The fact that China will lose the trade war with the U.S. was always a forgone conclusion. The reasons are obvious.
Foreign trade is a much larger percentage of Chinese GDP than it is for the U.S., so a trade war was always bound to have more impact on China than the U.S. Also, China only buys about $150 billion of goods from the U.S. each year while the U.S. buys about $500 billion from China. That’s the source of the $350 billion trade deficit. This means that if China tries to match the U.S. in tariffs dollar for dollar, they run out of headroom at $150 billion while the U.S. can keep going up to $500 billion and inflict far more pain on China.
Other forms of Chinese retaliation are mostly nonstarters. They cannot dump U.S. Treasuries without hurting their own reserve position and risking an account freeze by the U.S. China cannot turn up the pressure by stealing intellectual property because they’re already doing that to the greatest extent possible.

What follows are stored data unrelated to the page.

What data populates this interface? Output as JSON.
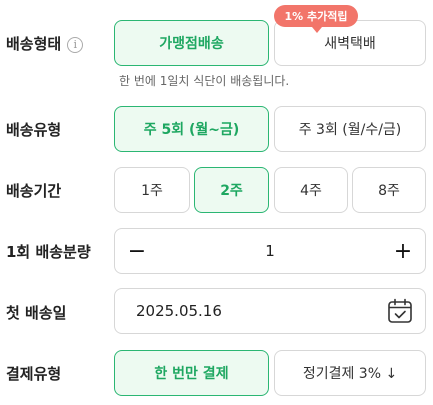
{
  "delivery_type": {
    "label": "배송형태",
    "info_icon": "i",
    "options": [
      "가맹점배송",
      "새벽택배"
    ],
    "selected": 0,
    "badge": "1% 추가적립",
    "note": "한 번에 1일치 식단이 배송됩니다."
  },
  "delivery_kind": {
    "label": "배송유형",
    "options": [
      "주 5회 (월~금)",
      "주 3회 (월/수/금)"
    ],
    "selected": 0
  },
  "delivery_period": {
    "label": "배송기간",
    "options": [
      "1주",
      "2주",
      "4주",
      "8주"
    ],
    "selected": 1
  },
  "quantity": {
    "label": "1회 배송분량",
    "minus": "−",
    "value": "1",
    "plus": "+"
  },
  "first_delivery": {
    "label": "첫 배송일",
    "date": "2025.05.16"
  },
  "payment_type": {
    "label": "결제유형",
    "options": [
      "한 번만 결제",
      "정기결제 3% ↓"
    ],
    "selected": 0
  },
  "colors": {
    "accent_green": "#1ea761",
    "selected_bg": "#edfaf1",
    "badge_red": "#f2756a"
  }
}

The bottom line is that the U.S. will win the trade war and either China will open its markets and buy more U.S. goods or the Chinese economy will slow significantly. Still, this article suggests that the Chinese may not care.
The Chinese leadership care first and foremost about their own leadership and the perpetuation of the Chinese Communist Party rather than the growth or welfare of their people. If the Chinese view the trade war as just one step in a protracted cold war involving trade, electronics, military assets and regional hegemony, then we’re in for a long period of contracting growth that will not be confined to China but will affect the entire world.
That seems the most likely outcome for now. Get set for slower growth and perhaps stagflation. It could be like the late 1970s all over again.